The women in my family have always been pretty hardcore bookworms. From my great grandmother on down, every single one of the females of the line has been known for staying up until all hours of the night, devouring books like they were goddamn candy.
And my mother and I have very similar tastes in writing, so we pass books by our favorite authors back and forth, dishing about the ones we like and don’t like, stories that worked and characters that didn’t, and so on.
So it made sense to celebrate Mother’s Day this year with a little shopping expedition to one of our favorite local independent bookstores, the Brewster Book Store, on Route 6A in Brewster. Love that place.
I was delighted to see an article about local historical fiction author Sally Gunning featured prominently, right behind the cash register.
…along with a nice assortment of signed copies of her books not too far away.
I had to check in on their Bronte/Austen/Alcott shelf, of course. Lovely selection of new cover art:
And they’re even selling signed posters by my friend Chris Seufert, who not only does splendid landscape photography (books, too), but also produces rather crackerjack headshots. He’s also married to another pretty phenomenal local author, Lisa Genova. I do love the way local bookstores rock the local color.
So I bought Mom a gift certificate at the bookstore for Mother’s Day, and then we both sort of ran wild with the browsing. Here’s Mom doing a little in-depth investigation on a book she ended up buying:
After we were done with the retail therapy, we parted ways — she went home to take a nap, and I set off in the opposite direction to stretch my legs in one of my very favorite places to go rambling, Fort Hill in Eastham.
I hardly need add that this kind of a grey, blustery day was just the sort of day I most prefer to walk through places like this. Right? Right.
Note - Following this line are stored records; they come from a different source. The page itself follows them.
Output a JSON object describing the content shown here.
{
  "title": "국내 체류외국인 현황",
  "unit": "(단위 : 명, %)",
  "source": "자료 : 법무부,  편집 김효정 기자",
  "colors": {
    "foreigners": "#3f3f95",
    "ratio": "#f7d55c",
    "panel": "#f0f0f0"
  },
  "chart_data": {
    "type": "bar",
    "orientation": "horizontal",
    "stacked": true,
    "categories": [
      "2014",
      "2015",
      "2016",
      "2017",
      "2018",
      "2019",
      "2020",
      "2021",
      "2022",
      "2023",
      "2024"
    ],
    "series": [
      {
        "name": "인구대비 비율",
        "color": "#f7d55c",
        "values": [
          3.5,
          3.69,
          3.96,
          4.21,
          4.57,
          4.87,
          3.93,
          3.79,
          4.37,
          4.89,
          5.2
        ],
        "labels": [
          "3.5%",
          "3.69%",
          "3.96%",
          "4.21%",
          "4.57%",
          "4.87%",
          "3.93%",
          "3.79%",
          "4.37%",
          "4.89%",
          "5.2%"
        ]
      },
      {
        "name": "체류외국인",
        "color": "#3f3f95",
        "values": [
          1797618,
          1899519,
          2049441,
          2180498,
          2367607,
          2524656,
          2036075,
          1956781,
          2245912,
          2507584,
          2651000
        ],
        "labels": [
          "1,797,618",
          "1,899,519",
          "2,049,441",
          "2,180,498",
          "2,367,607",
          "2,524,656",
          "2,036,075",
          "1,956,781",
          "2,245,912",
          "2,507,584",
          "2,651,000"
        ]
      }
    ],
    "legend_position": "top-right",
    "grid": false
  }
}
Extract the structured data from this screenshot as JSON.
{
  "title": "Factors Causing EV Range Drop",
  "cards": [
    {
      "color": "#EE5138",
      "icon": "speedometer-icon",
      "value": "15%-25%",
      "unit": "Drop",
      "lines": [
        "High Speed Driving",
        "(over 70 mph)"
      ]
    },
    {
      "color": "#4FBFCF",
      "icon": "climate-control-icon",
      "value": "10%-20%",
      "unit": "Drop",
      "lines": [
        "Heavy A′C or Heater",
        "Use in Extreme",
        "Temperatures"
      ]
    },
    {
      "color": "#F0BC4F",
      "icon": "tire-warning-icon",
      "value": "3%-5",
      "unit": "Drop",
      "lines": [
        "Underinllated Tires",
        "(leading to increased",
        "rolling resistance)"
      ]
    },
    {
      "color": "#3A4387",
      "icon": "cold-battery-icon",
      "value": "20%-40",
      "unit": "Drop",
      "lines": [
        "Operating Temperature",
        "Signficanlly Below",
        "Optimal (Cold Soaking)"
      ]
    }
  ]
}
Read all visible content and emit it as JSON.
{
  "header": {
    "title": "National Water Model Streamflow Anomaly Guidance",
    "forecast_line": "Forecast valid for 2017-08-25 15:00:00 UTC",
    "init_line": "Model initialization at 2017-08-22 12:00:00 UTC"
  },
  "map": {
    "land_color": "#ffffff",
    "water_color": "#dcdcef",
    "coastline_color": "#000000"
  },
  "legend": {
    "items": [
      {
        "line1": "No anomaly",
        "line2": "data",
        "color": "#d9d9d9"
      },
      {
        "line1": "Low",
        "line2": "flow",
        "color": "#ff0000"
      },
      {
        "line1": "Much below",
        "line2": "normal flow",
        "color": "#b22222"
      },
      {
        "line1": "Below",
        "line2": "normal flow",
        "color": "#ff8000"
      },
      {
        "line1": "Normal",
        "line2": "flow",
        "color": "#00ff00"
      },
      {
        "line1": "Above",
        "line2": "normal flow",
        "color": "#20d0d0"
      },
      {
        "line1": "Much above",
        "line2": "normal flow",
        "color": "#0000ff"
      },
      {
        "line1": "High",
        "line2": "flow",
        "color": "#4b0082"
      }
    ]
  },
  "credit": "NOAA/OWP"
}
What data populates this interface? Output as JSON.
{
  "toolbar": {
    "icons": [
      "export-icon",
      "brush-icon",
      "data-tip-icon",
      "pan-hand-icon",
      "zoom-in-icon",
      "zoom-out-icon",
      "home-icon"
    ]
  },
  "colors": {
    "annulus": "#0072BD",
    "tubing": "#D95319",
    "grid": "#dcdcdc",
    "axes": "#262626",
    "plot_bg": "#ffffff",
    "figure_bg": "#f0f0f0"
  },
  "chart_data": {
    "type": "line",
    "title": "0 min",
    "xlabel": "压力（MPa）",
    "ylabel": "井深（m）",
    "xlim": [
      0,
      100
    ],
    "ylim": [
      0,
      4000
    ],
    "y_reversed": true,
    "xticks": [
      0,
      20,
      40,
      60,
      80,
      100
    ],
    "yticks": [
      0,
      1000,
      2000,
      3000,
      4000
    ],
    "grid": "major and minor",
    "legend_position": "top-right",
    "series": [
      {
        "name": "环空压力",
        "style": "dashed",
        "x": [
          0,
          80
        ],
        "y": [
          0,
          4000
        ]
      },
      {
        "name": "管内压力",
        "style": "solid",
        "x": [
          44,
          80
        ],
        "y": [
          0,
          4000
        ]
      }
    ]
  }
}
If you’ve never been to Fort Hill before, it’s one of those places that is just off of the busiest road through town, but once you’re there, it’s like you’re in another century. Nothing but the sound of birds, wind, and surf. And very, very few people.
Want to go for a walk with me? Sure you do.
First, we’ll walk down the crushed-shell pathway from the tiny parking lot on the top of the hill, following our noses to the salt marsh and the sea beyond.
Seriously, you can’t miss that smell. It’s the best smell on earth.
I always take a left at the fork…
…because this path takes you alongside a broad, untouched meadow littered with ancient stone walls to the left of you…
…while to your right lies Nauset Marsh and the Atlantic Ocean. Beyond that? Portugal.
So we walk down the path, our heads swiveling back and forth between meadow on the left and marsh on the right:
And some of the very best bits are the little scraps of life that cling to the shore just at the border between land and sea. Right now, for instance, everything is just starting to come into bud:
This will be a big, blowsy red beach rose soon:
There’s something about this kind of bark that reminds me of growing up on Cape Cod, surrounded by scrub pines and raggedy old juniper trees:
You can follow the path deeper into the woods, where the Cape Cod National Seashore maintains a beautiful path through a red maple swamp.
Sadly, the boardwalk through the swamp was closed today. Seriously, you should see this swamp. It sounds unappealing (it’s a swamp? I can hear you muttering), but it is ridiculously, insanely magical. Especially in spring, when all the sweet-smelling wild roses are in bloom all around you. Indescribable.
Closed! Danger! You shall not pass!
But there are always compensatory delights, if you know where to look.
Tiny white flowers in a miniature grove:
And, of course, the stunning view, always lurking just over your shoulder:
After poking our noses all up in mother nature’s grill for a while, we leave the woods and return to the meadow trail, with its dreamy old stone walls following us around like a pack of pesky little brothers:
and breathe a great sigh of relief that we live in (or at least have friends we can visit with in) a place of such quiet intense beauty, even as our sighs are swallowed up by the brackety, rackety old wind.